At the Democratic National Convention in August, the party seemed to celebrate the resurgence of Black Lives Matter, embracing the movement—rhetorically, at least—as part of the Democratic coalition. The convention opened by featuring, on the first night, some members of the families of Floyd and Eric Garner, who was killed by police in New York City in 2014. A few days later, a video tribute to the recently deceased congressman and civil rights icon John Lewis interspersed footage from the 1960s with images from the current protests, tying the past and present of Black struggle to the Democrats through the vehicle of Lewis’s life. Meanwhile, at the Republican National Convention, Black Lives Matter was no less present and no less tied to the Democratic Party. Echoing a different set of connections to the 1960s—the politics of a conservative “law and order” backlash—Rudy Giuliani ominously warned that “a vote for Biden and the Democrats” would risk bringing “lawlessness to your city, to your town, to your suburb.” Whereas the Democratic convention featured members of the families of Black men killed by police, the Republicans gave prime-time speaking slots to Mark and Patricia McCloskey, a couple facing charges for brandishing weapons at Black Lives Matter protesters who were marching by their home in St. Louis.
The events of that summer drew electoral and protest politics together in a way that might feel familiar, even obvious, to most Americans. Given the increasingly polarized environment in the United States, it might seem natural that politicians would identify in protests an opportunity to position themselves politically, and that citizens, in turn, would interpret this positioning through their own commitments and thus their own partisan preferences.
Yet while elections have long been at the center of political science research, their connections with protest have not. As Daniel Q. Gillion observes in his new book, The Loud Minority, many of his fellow political scientists have tended to exclude protest from their consideration, ceding the study of social movements largely to sociologists and historians. As a result, their research has often neglected one of the main questions of US political life: how protest affects institutions, policy outcomes, elite incentives, and elections.
With The Loud Minority, Gillion seeks to step into this void. A scholar of political behavior—broadly speaking, the study of mass political attitudes, identities, and actions—he is also a student of movement politics in the United States. In his 2013 book The Political Power of Protest, he studied the effect of racial justice movements on policy agendas within an array of formal political institutions, from the presidency to Congress to the Supreme Court. Protest, he argued, served as a kind of informational cue for policy-makers and elected officials, by increasing the salience of particular issues and providing incentives for political elites to attend to the protesters’ demands. Forced to assess the intensity of protests as a means of understanding minority concerns, these elites would eventually conclude that addressing the issues at stake in “high salience” protests—those that are large in scale, persistent over time, and provoke a police presence—could well serve their own political or partisan interests.

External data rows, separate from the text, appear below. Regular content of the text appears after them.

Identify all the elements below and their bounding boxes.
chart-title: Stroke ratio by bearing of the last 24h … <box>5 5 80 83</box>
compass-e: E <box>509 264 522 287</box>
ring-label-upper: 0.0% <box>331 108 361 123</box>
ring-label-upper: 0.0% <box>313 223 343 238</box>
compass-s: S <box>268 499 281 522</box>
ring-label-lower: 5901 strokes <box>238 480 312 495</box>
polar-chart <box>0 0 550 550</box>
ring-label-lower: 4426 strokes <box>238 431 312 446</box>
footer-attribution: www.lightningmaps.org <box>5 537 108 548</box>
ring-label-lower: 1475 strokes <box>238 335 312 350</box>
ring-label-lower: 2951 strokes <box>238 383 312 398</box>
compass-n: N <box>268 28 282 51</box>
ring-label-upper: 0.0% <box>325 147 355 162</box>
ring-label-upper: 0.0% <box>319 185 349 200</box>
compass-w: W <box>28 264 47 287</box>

The Loud Minority builds and expands on this argument by examining the relationship between “informative protest” of this kind and the electorate. Like congressional representatives or Supreme Court justices, voters look to activism for information—and as a result, protests become “part of the social learning process.” They “act as an avenue of social communication between activists and nonactivists,” enabling the voting public to “evaluate candidates as well as social conditions” when choosing whom to vote for. Protesters may be a loud minority of citizens, a set of especially motivated and impassioned individuals who are in many ways not representative of the general public. But the silent majority of voters are not as disconnected from—or dismissive of—protest as many assume.